Kutzner, Maximilian, Marktwirtschaft schreiben – Das Wirtschaftsressort der Frankfurter Allgemeinen Zeitung 1949 bis 1992 (= Medienakteure der Moderne 1). Mohr Siebeck, Tübingen 2019. XI, 360 S. Angezeigt von Gerhard Köbler.
In seiner Einführung geht der Verfasser von der Vorstellung aus, dass Wirtschaft Öffentlichkeit ist und die beiden Systeme Öffentlichkeit und Wirtschaft gut erforscht sind. Demgegenüber fragt er sich, was die Allgemeinheit über den geschichtlichen Zusammenhang und die Gestaltungskraft der Verbindung von Wirtschaft und Öffentlichkeit für den Fortgang der Geschichte weiß, obwohl beide für sich zentrale Rollen in den Leiterzählungen über das 19. Jahrhundert einnehmen. Weil dies nach seinen Erkenntnissen bisher zu wenig ist, richtet er seinen Blick auf das Verhältnis von Wirtschaft und Öffentlichkeit in der Geschichte der Bundesrepublik Deutschland und betrachtet es an dem Beispiel des Wirtschaftsressorts der Frankfurter Allgemeinen Zeitung in Gegensatz etwa zu der Tagesschau, der Bildzeitung oder vieler noch unerforschter Wirtschaftsteile, weil die Frankfurter Allgemeine Zeitung Leitmedium von Führungskräften in Politik, Wirtschaft und Kultur ist.

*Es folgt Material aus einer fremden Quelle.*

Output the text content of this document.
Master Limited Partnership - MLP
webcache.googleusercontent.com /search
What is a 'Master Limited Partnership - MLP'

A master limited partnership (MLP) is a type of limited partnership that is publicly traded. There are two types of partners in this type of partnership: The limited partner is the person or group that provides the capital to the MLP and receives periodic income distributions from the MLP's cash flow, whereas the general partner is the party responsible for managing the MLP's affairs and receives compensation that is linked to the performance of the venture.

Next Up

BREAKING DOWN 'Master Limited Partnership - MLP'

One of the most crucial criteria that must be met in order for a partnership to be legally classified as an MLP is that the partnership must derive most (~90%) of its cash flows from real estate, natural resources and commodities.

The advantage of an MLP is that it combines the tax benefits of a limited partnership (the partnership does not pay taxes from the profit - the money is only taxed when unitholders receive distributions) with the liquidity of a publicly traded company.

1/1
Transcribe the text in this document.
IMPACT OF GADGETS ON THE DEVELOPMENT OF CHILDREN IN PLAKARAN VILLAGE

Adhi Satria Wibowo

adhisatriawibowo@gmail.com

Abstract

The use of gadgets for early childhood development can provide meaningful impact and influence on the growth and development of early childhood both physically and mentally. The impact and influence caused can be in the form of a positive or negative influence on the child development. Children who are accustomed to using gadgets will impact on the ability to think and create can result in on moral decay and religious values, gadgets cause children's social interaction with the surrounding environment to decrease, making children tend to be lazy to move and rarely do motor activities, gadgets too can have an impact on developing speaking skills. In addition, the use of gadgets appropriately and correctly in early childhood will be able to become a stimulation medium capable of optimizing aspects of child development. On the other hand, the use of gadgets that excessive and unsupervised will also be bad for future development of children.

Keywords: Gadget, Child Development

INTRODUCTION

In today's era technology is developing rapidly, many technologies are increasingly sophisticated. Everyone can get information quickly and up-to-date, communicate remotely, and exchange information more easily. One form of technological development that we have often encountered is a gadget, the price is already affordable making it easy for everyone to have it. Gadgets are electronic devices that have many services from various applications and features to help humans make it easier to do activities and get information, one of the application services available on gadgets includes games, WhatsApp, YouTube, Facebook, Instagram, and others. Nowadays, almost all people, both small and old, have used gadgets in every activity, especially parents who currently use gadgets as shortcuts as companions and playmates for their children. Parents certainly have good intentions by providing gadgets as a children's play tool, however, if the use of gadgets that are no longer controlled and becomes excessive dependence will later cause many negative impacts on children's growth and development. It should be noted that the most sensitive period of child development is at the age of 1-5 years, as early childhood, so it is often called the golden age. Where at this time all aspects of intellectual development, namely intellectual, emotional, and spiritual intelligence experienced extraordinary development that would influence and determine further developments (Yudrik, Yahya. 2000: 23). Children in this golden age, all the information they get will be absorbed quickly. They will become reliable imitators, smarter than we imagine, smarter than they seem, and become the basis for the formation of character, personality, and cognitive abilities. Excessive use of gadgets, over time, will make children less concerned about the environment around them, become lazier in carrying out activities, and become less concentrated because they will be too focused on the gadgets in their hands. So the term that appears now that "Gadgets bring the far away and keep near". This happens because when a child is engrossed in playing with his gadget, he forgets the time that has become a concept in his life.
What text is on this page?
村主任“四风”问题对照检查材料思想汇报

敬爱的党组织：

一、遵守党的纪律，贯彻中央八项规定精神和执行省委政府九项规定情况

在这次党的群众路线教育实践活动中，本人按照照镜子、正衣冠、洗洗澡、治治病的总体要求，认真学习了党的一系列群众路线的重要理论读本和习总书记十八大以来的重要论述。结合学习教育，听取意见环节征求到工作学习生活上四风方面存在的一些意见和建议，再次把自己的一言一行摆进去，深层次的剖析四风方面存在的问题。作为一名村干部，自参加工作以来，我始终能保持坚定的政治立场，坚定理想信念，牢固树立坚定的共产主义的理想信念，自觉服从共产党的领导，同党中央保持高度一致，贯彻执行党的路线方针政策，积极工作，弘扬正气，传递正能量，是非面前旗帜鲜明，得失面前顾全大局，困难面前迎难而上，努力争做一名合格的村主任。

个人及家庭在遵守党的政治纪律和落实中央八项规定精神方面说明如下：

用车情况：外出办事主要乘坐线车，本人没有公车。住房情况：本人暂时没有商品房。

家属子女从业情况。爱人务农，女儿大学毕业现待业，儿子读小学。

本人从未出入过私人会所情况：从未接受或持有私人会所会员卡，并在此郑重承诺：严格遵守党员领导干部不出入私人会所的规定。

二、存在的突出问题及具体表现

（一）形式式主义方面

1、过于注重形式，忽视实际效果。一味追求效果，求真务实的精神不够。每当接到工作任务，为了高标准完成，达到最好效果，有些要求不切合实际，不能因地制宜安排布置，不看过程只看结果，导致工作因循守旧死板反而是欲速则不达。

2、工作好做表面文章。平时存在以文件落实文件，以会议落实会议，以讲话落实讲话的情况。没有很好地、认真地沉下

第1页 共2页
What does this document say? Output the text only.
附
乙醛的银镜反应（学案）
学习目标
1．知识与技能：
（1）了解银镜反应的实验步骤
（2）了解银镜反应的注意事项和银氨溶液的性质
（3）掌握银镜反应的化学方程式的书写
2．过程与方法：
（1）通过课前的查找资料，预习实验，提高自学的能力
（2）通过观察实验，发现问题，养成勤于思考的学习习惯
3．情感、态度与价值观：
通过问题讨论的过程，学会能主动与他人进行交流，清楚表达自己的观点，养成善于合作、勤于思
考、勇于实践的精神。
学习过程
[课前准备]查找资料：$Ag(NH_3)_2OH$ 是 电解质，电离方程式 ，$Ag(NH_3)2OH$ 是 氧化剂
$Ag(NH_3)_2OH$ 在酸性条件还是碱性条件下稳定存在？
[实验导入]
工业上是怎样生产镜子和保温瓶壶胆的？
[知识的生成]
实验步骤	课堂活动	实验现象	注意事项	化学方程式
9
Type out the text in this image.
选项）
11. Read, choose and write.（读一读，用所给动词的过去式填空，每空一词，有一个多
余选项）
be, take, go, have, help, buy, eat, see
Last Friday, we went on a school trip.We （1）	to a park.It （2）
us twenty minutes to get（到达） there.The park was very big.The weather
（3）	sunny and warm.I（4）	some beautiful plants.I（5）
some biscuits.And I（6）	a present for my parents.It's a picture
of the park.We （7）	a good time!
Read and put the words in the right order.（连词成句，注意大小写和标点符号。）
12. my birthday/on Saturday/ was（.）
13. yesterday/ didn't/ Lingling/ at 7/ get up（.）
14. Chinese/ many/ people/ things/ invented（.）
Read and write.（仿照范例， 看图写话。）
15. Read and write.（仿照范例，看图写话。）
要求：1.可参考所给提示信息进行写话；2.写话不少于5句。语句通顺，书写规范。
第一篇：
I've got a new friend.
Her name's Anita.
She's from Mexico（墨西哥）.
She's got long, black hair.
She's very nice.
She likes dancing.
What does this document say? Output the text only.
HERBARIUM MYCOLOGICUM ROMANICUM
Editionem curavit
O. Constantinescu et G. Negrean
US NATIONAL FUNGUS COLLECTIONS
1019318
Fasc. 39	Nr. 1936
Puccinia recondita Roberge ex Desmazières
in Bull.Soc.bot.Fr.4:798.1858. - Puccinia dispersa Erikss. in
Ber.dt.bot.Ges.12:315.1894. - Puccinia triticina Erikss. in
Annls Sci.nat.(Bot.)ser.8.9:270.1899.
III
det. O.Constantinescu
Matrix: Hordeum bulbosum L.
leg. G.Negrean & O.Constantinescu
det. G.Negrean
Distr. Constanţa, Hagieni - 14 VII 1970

Das auf Grund dieser Überlegungen vorgelegte, mit einem Bild Ludwig Erhards mit Zigarre und (einer) Zeitung veranschaulichte Werk ist die in dreieinhalb Jahren entstandene, von Peter Hoeres betreute, in dem Rahmen eines Forschungsprojekts der Deutschen Forschungsgemeinschaft entstandene, von der Konrad-Adenauer-Stiftung geförderte und von dem Promotionskolleg soziale Marktwirtschaft begleitete, von der Universität Würzburg angenommene Dissertation des in Hünfeld 1989 geborenen, in Geschichte und Fachjournalistik in Gießen ausgebildeten, anscheinend 2018 promovierten Verfassers. Es gliedert sich nach einer sachkundigen Einführung in fünf hauptsächlich chronologisch gereihte Kapitel. Sie betreffen Wirtschaftsordnung und Wirtschaftsressort zwischen 1945 und 1949, - Gesicht und Gesichter -, Wirtschaftswunderjahre zwischen 1949 und 1966, Zeiten der Veränderung zwischen 1967 und 1981 und enttäuschte Hoffnungen zwischen 1982 und 1992.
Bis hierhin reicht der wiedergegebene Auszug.